Updated on 31 March 2010

Opinion polls suggest no single party will secure an overall majority in the general election and that the UK will have its first post-election hung parliament since 1974.

Hung parliament

The polls are pointing to a hung parliament after the next general election.

With the Treasury sounding out the Lib Dems’ Vince Cable about his party’s economics policies, Whitehall is preparing the way for a parliament in which no single party has an absolute mandate to rule.

The Electoral Calculus website, which uses recent opinion polls to anticipate a general election result, is predicting that the Conservative party will win 302 seats, while Labour will secure 263 seats and the Liberal Democrats 52.

That would give the Tories the largest number of MPs but leave them 24 seats short of an overall majority. By the same token, Labour would be 64 seats short.

It is a situation where both of the big parties will inevitably have to contemplate deals and alliances if they want to govern.

If there is no decisive vote, the challenge for Conservative and Labour then becomes either (a) to secure a coalition government in tandem with one or more of the other parties, or (b) to form a minority government and rely on a series of ad hoc alliances in order to push through legislation.

Read more from Channel 4 News on hung parliaments
- Brown could lose and still be PM
- Minority governments, coalitions and pacts
- What’s so bad about a hung parliament?
- Hung parliaments: a short history

So is a coalition government in the UK preferable to a minority government?

Peter Riddell, political commentator and assistant editor at The Times, told Channel 4 News: "In Britain we live in a majoritarian political culture, so in the event of a hung parliament all the players will be thinking of a second general election.

"A coalition is assured of a parliamentary majority, and the arguments are within the coalition - for example, the Lib-Lab coalition in Scotland. With a minority government, the arguments are in parliament."

"In practice you're more likely to have a minority administration in the Westminster system because people will be thinking that there's going to be an election within the year."

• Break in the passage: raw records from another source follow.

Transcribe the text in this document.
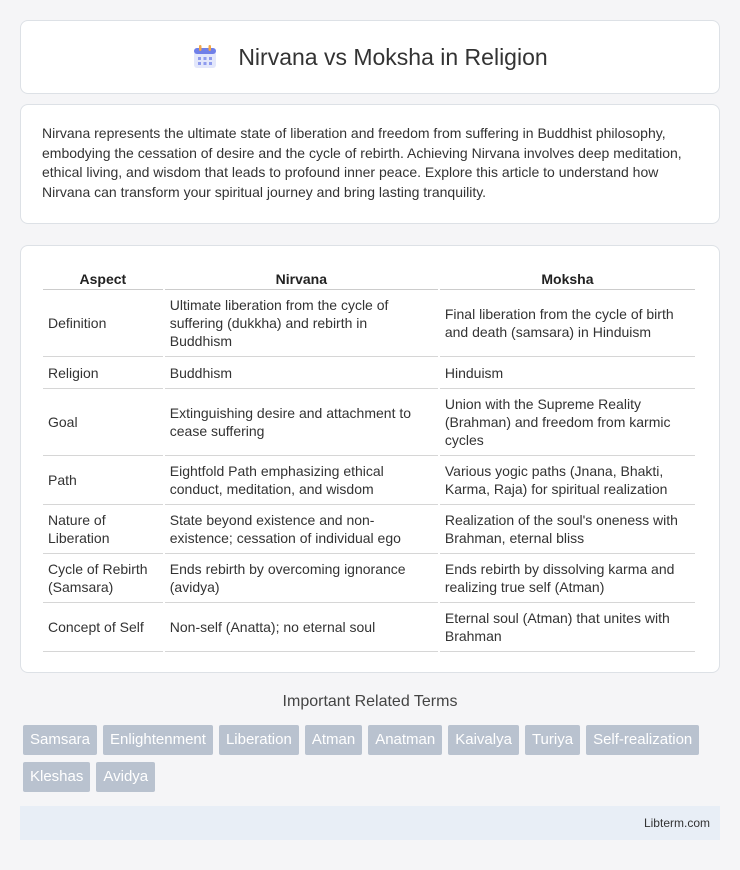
Nirvana vs Moksha in Religion

Nirvana represents the ultimate state of liberation and freedom from suffering in Buddhist philosophy, embodying the cessation of desire and the cycle of rebirth. Achieving Nirvana involves deep meditation, ethical living, and wisdom that leads to profound inner peace. Explore this article to understand how Nirvana can transform your spiritual journey and bring lasting tranquility.

Aspect	Nirvana	Moksha
Definition	Ultimate liberation from the cycle of suffering (dukkha) and rebirth in Buddhism	Final liberation from the cycle of birth and death (samsara) in Hinduism
Religion	Buddhism	Hinduism
Goal	Extinguishing desire and attachment to cease suffering	Union with the Supreme Reality (Brahman) and freedom from karmic cycles
Path	Eightfold Path emphasizing ethical conduct, meditation, and wisdom	Various yogic paths (Jnana, Bhakti, Karma, Raja) for spiritual realization
Nature of Liberation	State beyond existence and non-existence; cessation of individual ego	Realization of the soul's oneness with Brahman, eternal bliss
Cycle of Rebirth (Samsara)	Ends rebirth by overcoming ignorance (avidya)	Ends rebirth by dissolving karma and realizing true self (Atman)
Concept of Self	Non-self (Anatta); no eternal soul	Eternal soul (Atman) that unites with Brahman
Important Related Terms
Samsara	Enlightenment	Liberation	Atman	Anatman	Kaivalya	Turiya	Self-realization
Kleshas	Avidya
Libterm.com
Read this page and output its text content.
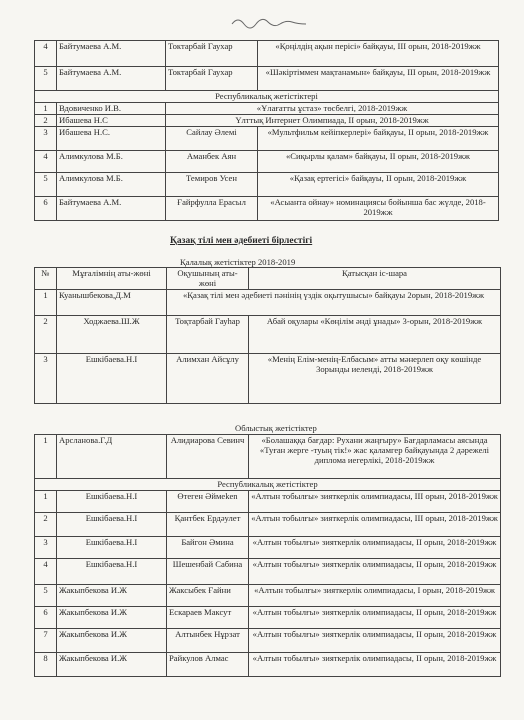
4	Байтумаева А.М.	Токтарбай Гаухар	«Қоңілдің ақын перісі» байқауы, III орын, 2018-2019жж
5	Байтумаева А.М.	Токтарбай Гаухар	«Шәкіртіммен мақтанамын» байқауы, III орын, 2018-2019жж
Республикалық жетістіктері			
1	Вдовиченко И.В.	«Ұлағатты ұстаз» төсбелгі, 2018-2019жж	
2	Ибашева Н.С	Үлттық Интернет Олимпиада, II орын, 2018-2019жж	
3	Ибашева Н.С.	Сайлау Әлемі	«Мультфильм кейіпкерлері» байқауы, II орын, 2018-2019жж
4	Алимкулова М.Б.	Аманбек Аян	«Сиқырлы қалам» байқауы, II орын, 2018-2019жж
5	Алимкулова М.Б.	Темиров Усен	«Қазақ ертегісі» байқауы, II орын, 2018-2019жж
6	Байтумаева А.М.	Ғайрфулла Ерасыл	«Асыанта ойнау» номинациясы бойынша бас жүлде, 2018-2019жж
Қазақ тілі мен әдебиеті бірлестігі
Қалалық жетістіктер 2018-2019
№	Мұғалімнің аты-жөні	Оқушының аты-жөні	Қатысқан іс-шара
1	Куанышбекова,Д.М	«Қазақ тілі мен әдебиеті пәнінің үздік оқытушысы» байқауы 2орын, 2018-2019жж	
2	Ходжаева.Ш.Ж	Тоқтарбай Гауһар	Абай оқулары «Көңілім әнді ұнады» 3-орын, 2018-2019жж
3	Ешкібаева.Н.І	Алимхан Айсұлу	«Менің Елім-менің-Елбасым» атты мәнерлеп оқу көшінде 3орынды иеленді, 2018-2019жж
Облыстық жетістіктер
1	Арсланова.Г.Д	Алидиарова Севинч	«Болашаққа бағдар: Рухани жаңғыру» Бағдарламасы аясында «Туған жерге -туың тік!» жас қаламгер байқауында 2 дәрежелі диплома иегерлікі, 2018-2019жж
Республикалық жетістіктер			
1	Ешкібаева.Н.І	Өтеген Әймеken	«Алтын тобылғы» зияткерлік олимпиадасы, III орын, 2018-2019жж
2	Ешкібаева.Н.І	Қантбек Ердәулет	«Алтын тобылғы» зияткерлік олимпиадасы, III орын, 2018-2019жж
3	Ешкібаева.Н.І	Байгон Әмина	«Алтын тобылғы» зияткерлік олимпиадасы, II орын, 2018-2019жж
4	Ешкібаева.Н.І	Шешенбай Сабина	«Алтын тобылғы» зияткерлік олимпиадасы, II орын, 2018-2019жж
5	Жакыпбекова И.Ж	Жаксыбек Ғайни	«Алтын тобылғы» зияткерлік олимпиадасы, I орын, 2018-2019жж
6	Жакыпбекова И.Ж	Ескараев Максут	«Алтын тобылғы» зияткерлік олимпиадасы, II орын, 2018-2019жж
7	Жакыпбекова И.Ж	Алтынбек Нұрзат	«Алтын тобылғы» зияткерлік олимпиадасы, II орын, 2018-2019жж
8	Жакыпбекова И.Ж	Райкулов Алмас	«Алтын тобылғы» зияткерлік олимпиадасы, II орын, 2018-2019жж
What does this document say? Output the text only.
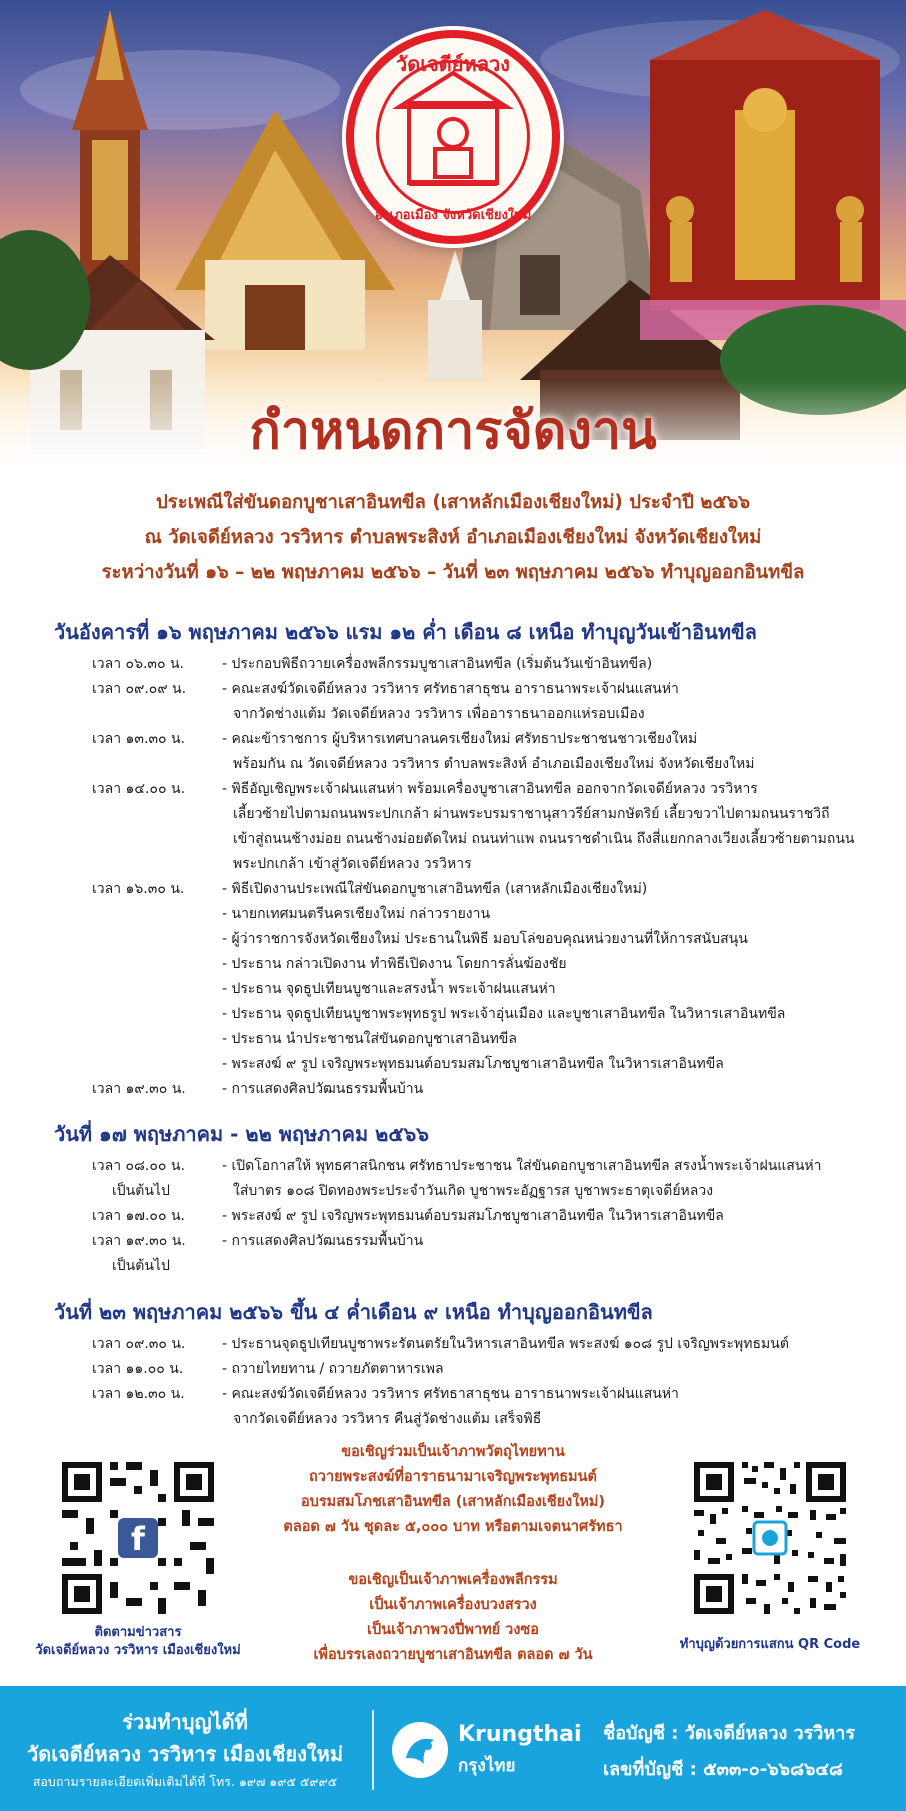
วัดเจดีย์หลวง
อำเภอเมือง จังหวัดเชียงใหม่
กำหนดการจัดงาน
ประเพณีใส่ขันดอกบูชาเสาอินทขีล (เสาหลักเมืองเชียงใหม่) ประจำปี ๒๕๖๖
ณ วัดเจดีย์หลวง วรวิหาร ตำบลพระสิงห์ อำเภอเมืองเชียงใหม่ จังหวัดเชียงใหม่
ระหว่างวันที่ ๑๖ – ๒๒ พฤษภาคม ๒๕๖๖ – วันที่ ๒๓ พฤษภาคม ๒๕๖๖ ทำบุญออกอินทขีล
วันอังคารที่ ๑๖ พฤษภาคม ๒๕๖๖ แรม ๑๒ ค่ำ เดือน ๘ เหนือ ทำบุญวันเข้าอินทขีล
เวลา ๐๖.๓๐ น.	- ประกอบพิธีถวายเครื่องพลีกรรมบูชาเสาอินทขีล (เริ่มต้นวันเข้าอินทขีล)
เวลา ๐๙.๐๙ น.	- คณะสงฆ์วัดเจดีย์หลวง วรวิหาร ศรัทธาสาธุชน อาราธนาพระเจ้าฝนแสนห่า
จากวัดช่างแต้ม วัดเจดีย์หลวง วรวิหาร เพื่ออาราธนาออกแห่รอบเมือง
เวลา ๑๓.๓๐ น.	- คณะข้าราชการ ผู้บริหารเทศบาลนครเชียงใหม่ ศรัทธาประชาชนชาวเชียงใหม่
พร้อมกัน ณ วัดเจดีย์หลวง วรวิหาร ตำบลพระสิงห์ อำเภอเมืองเชียงใหม่ จังหวัดเชียงใหม่
เวลา ๑๔.๐๐ น.	- พิธีอัญเชิญพระเจ้าฝนแสนห่า พร้อมเครื่องบูชาเสาอินทขีล ออกจากวัดเจดีย์หลวง วรวิหาร
เลี้ยวซ้ายไปตามถนนพระปกเกล้า ผ่านพระบรมราชานุสาวรีย์สามกษัตริย์ เลี้ยวขวาไปตามถนนราชวิถี
เข้าสู่ถนนช้างม่อย ถนนช้างม่อยตัดใหม่ ถนนท่าแพ ถนนราชดำเนิน ถึงสี่แยกกลางเวียงเลี้ยวซ้ายตามถนน
พระปกเกล้า เข้าสู่วัดเจดีย์หลวง วรวิหาร
เวลา ๑๖.๓๐ น.	- พิธีเปิดงานประเพณีใส่ขันดอกบูชาเสาอินทขีล (เสาหลักเมืองเชียงใหม่)
- นายกเทศมนตรีนครเชียงใหม่ กล่าวรายงาน
- ผู้ว่าราชการจังหวัดเชียงใหม่ ประธานในพิธี มอบโล่ขอบคุณหน่วยงานที่ให้การสนับสนุน
- ประธาน กล่าวเปิดงาน ทำพิธีเปิดงาน โดยการลั่นฆ้องชัย
- ประธาน จุดธูปเทียนบูชาและสรงน้ำ พระเจ้าฝนแสนห่า
- ประธาน จุดธูปเทียนบูชาพระพุทธรูป พระเจ้าอุ่นเมือง และบูชาเสาอินทขีล ในวิหารเสาอินทขีล
- ประธาน นำประชาชนใส่ขันดอกบูชาเสาอินทขีล
- พระสงฆ์ ๙ รูป เจริญพระพุทธมนต์อบรมสมโภชบูชาเสาอินทขีล ในวิหารเสาอินทขีล
เวลา ๑๙.๓๐ น.	- การแสดงศิลปวัฒนธรรมพื้นบ้าน
วันที่ ๑๗ พฤษภาคม - ๒๒ พฤษภาคม ๒๕๖๖
เวลา ๐๘.๐๐ น.	- เปิดโอกาสให้ พุทธศาสนิกชน ศรัทธาประชาชน ใส่ขันดอกบูชาเสาอินทขีล สรงน้ำพระเจ้าฝนแสนห่า
เป็นต้นไป	ใส่บาตร ๑๐๘ ปิดทองพระประจำวันเกิด บูชาพระอัฏฐารส บูชาพระธาตุเจดีย์หลวง
เวลา ๑๗.๐๐ น.	- พระสงฆ์ ๙ รูป เจริญพระพุทธมนต์อบรมสมโภชบูชาเสาอินทขีล ในวิหารเสาอินทขีล
เวลา ๑๙.๓๐ น.	- การแสดงศิลปวัฒนธรรมพื้นบ้าน
เป็นต้นไป
วันที่ ๒๓ พฤษภาคม ๒๕๖๖ ขึ้น ๔ ค่ำเดือน ๙ เหนือ ทำบุญออกอินทขีล
เวลา ๐๙.๓๐ น.	- ประธานจุดธูปเทียนบูชาพระรัตนตรัยในวิหารเสาอินทขีล พระสงฆ์ ๑๐๘ รูป เจริญพระพุทธมนต์
เวลา ๑๑.๐๐ น.	- ถวายไทยทาน / ถวายภัตตาหารเพล
เวลา ๑๒.๓๐ น.	- คณะสงฆ์วัดเจดีย์หลวง วรวิหาร ศรัทธาสาธุชน อาราธนาพระเจ้าฝนแสนห่า
จากวัดเจดีย์หลวง วรวิหาร คืนสู่วัดช่างแต้ม เสร็จพิธี
f
ติดตามข่าวสาร
วัดเจดีย์หลวง วรวิหาร เมืองเชียงใหม่
ขอเชิญร่วมเป็นเจ้าภาพวัตถุไทยทาน
ถวายพระสงฆ์ที่อาราธนามาเจริญพระพุทธมนต์
อบรมสมโภชเสาอินทขีล (เสาหลักเมืองเชียงใหม่)
ตลอด ๗ วัน ชุดละ ๕,๐๐๐ บาท หรือตามเจตนาศรัทธา
ขอเชิญเป็นเจ้าภาพเครื่องพลีกรรม
เป็นเจ้าภาพเครื่องบวงสรวง
เป็นเจ้าภาพวงปี่พาทย์ วงซอ
เพื่อบรรเลงถวายบูชาเสาอินทขีล ตลอด ๗ วัน
ทำบุญด้วยการแสกน QR Code
ร่วมทำบุญได้ที่
วัดเจดีย์หลวง วรวิหาร เมืองเชียงใหม่
สอบถามรายละเอียดเพิ่มเติมได้ที่ โทร. ๑๙๗ ๑๙๕ ๕๙๙๕
Krungthai
กรุงไทย
ชื่อบัญชี : วัดเจดีย์หลวง วรวิหาร
เลขที่บัญชี : ๕๓๓-๐-๖๖๘๖๔๘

And looking ahead to a hypothetical post-election House of Commons that did indeed reflect Electoral Calculus's predictions, Mr Riddell doubts that Labour would be in a position to form a government.

"Labour would have lost the best part of 100 seats to get into that situation," he notes. "The Liberal Democrats would be very reluctant to back a loser.

"The most likely outcome would be a minority Cameron administration."